La guerre au Moyen-Orient connaît un nouveau tournant dangereux. Le président américain Donald Trump a menacé ce vendredi de frapper directement des infrastructures civiles stratégiques iraniennes, notamment des ponts, centrales électriques et installations énergétiques, si Téhéran ne cède pas aux exigences de Washington.
Selon plusieurs médias internationaux, cette nouvelle sortie intervient après une série de messages offensifs publiés par le locataire de la Maison Blanche, qui a évoqué des frappes « extrêmement dures » contre des sites essentiels au fonctionnement du pays.
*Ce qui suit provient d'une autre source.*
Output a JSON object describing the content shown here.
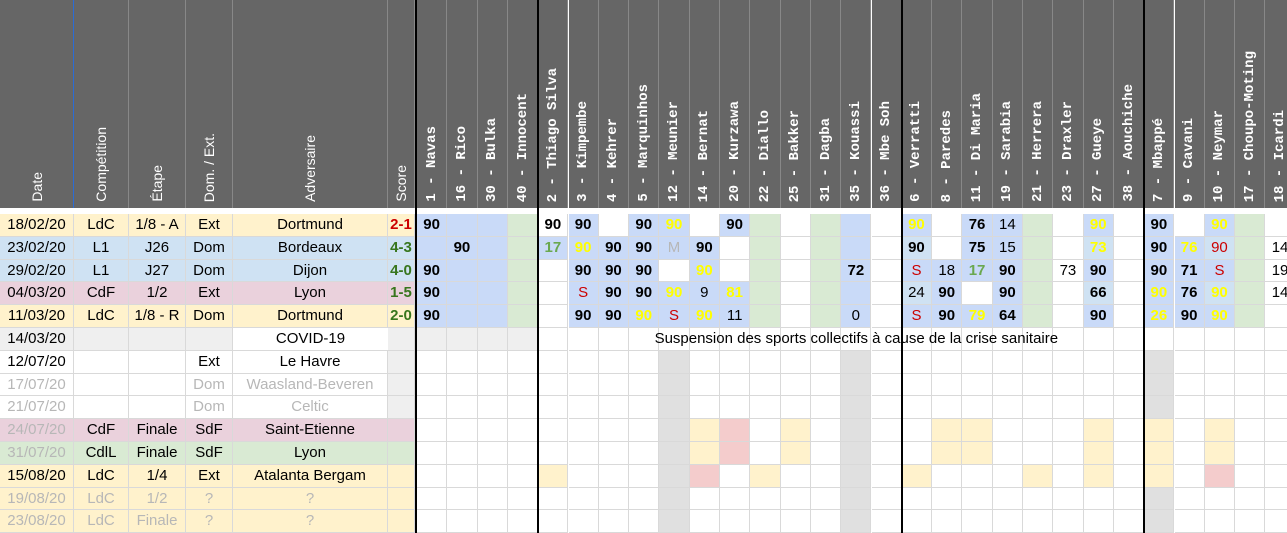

Reuters rapporte que la menace vise explicitement les ponts et les centrales de production électrique, alors que d’autres déclarations antérieures avaient déjà mentionné les puits pétroliers et les usines de dessalement.
Une menace qui fait craindre une escalade majeure
Cette rhétorique alimente les inquiétudes d’un embrasement régional plus large, alors que les hostilités entre les États-Unis, Israël et l’Iran se poursuivent depuis plusieurs semaines.
Des experts en droit international humanitaire rappellent que les infrastructures indispensables à la survie des civils — comme l’électricité, l’eau potable ou les ponts permettant l’acheminement des secours — bénéficient d’une protection stricte au regard des Conventions de Genève. Plusieurs observateurs estiment que de telles frappes pourraient être assimilées à des crimes de guerre si elles visaient délibérément des objectifs civils.
Téhéran menace de riposter
Face à cette pression, l’Iran a déjà averti qu’il pourrait viser à son tour des infrastructures énergétiques et hydrauliques dans la région si ses propres installations étaient attaquées.
Le bras de fer dépasse désormais le seul terrain militaire : les marchés pétroliers restent sous tension, notamment autour du détroit d’Ormuz, pendant que la communauté internationale redoute une aggravation de la crise humanitaire et économique.
Cette nouvelle séquence confirme que le conflit entre dans une phase de surenchère stratégique, où la menace contre les infrastructures civiles devient un levier de pression politique autant qu’un risque majeur pour les populations.